[229] J'ai trouvé dans un recueil manuscrit d'anecdotes arabes un autre trait qui, quoique étranger aux Druzes, me semble trop beau pour être omis.

«Au temps des kalifes, dit l'auteur, lorsque Abdalah le verseur de sang eut égorgé tout ce qu'il put saisir de descendants d'Ommiah, l'un d'eux, nommé Ébrahim, fils de Soliman, fils d'Abd-el-Malek, eut le bonheur d'échapper, et se sauva à Koufa, où il entra déguisé. Ne connaissant personne à qui il pût se confier, il entra au hasard sous le portique d'une grande maison, et s'y assit.

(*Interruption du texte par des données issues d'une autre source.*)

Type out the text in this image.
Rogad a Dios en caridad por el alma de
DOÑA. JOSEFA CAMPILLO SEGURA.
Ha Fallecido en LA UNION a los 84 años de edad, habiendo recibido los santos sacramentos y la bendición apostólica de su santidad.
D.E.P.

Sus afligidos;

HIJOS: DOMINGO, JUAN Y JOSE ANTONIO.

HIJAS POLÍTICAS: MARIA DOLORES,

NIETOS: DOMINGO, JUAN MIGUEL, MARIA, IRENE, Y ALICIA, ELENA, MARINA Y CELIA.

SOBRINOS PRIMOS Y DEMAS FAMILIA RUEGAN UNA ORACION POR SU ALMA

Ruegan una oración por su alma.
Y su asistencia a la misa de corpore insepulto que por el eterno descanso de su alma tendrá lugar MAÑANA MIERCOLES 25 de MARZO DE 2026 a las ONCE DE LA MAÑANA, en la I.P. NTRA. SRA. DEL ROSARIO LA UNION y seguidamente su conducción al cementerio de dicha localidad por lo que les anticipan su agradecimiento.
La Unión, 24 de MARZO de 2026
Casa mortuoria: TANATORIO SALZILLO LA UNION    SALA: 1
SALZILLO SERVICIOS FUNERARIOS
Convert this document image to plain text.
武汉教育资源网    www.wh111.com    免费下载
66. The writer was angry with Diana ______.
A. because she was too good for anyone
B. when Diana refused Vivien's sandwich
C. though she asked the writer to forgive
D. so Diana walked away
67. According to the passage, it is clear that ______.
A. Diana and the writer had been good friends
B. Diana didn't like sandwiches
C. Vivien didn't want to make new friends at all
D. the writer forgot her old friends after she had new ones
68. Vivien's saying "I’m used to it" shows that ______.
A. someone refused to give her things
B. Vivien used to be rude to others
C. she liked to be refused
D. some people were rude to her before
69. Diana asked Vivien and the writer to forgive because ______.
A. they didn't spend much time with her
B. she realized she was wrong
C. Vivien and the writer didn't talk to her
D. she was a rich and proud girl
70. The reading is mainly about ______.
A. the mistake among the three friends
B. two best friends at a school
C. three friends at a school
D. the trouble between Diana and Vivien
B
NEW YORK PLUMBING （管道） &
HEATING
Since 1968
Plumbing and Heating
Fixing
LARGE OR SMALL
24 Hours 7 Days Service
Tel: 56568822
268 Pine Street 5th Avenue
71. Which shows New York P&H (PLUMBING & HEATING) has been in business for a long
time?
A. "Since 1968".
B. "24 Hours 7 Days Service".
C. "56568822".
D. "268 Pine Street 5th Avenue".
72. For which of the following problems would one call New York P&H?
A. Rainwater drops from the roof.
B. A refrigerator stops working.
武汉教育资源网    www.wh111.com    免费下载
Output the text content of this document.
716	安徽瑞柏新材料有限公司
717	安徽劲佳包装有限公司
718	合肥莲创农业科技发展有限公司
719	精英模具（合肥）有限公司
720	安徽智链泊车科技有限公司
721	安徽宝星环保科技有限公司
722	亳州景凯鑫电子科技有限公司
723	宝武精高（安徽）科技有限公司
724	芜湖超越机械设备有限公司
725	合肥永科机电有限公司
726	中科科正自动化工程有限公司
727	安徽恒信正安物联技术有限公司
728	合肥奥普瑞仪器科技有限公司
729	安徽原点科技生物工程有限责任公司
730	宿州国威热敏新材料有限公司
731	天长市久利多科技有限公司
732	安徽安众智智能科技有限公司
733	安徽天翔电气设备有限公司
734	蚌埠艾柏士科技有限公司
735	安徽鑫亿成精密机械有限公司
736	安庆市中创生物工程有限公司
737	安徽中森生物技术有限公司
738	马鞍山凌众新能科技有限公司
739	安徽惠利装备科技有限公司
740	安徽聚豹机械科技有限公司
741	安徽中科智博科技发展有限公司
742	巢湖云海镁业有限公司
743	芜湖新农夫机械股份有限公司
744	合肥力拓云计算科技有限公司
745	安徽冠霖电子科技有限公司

Peu après le maître arrive, suivi de plusieurs valets, descend de cheval, entre, et, voyant l'étranger, il lui demande qui il est. Je suis un infortuné, répond Ébrahim, qui te demande l'asyle. Dieu te protège, dit l'homme riche; entre, et sois en paix. Ébrahim vécut plusieurs mois dans cette maison, sans que son hôte lui fît de questions. Mais lui-même, étonné de le voir tous les jours sortir et rentrer à cheval à la même heure, se hasarda un jour à lui en demander la raison. J'ai appris, répondit l'homme riche, qu'un nommé Ébrahim, fils de Soliman, est caché dans cette ville: il a tué mon père, et je le cherche pour prendre mon talion. Alors je connus, dit Ébrahim, que Dieu m'avait conduit là à dessein; j'adorai son décret, et, me résignant à la mort, je répliquai: Dieu a pris ta cause; homme offensé, ta victime est à tes pieds. L'homme riche étonné répondit: O étranger! je vois que l'adversité te pèse, et qu'ennuyé de la vie, tu cherches un moyen de la perdre; mais ma main est liée pour le crime. Je ne te trompe pas, dit Ébrahim: ton père était un tel; nous nous rencontrâmes en tel endroit, et l'affaire se passa de telle et telle manière. Alors un tremblement violent saisit l'homme riche; ses dents se choquèrent comme à un homme transi de froid, ses yeux étincelèrent de fureur, et se remplirent de larmes. Il resta ainsi quelque temps le regard fixé contre terre; enfin, levant la tête vers Ébrahim: Demain le sort, dit-il, te joindra à mon père; et Dieu aura pris mon talion. Mais, moi, comment violer l'asyle de ma maison? Malheureux étranger, fuis de ma présence; tiens, voilà 100 sequins; sors promptement; et que je ne te revoie jamais.»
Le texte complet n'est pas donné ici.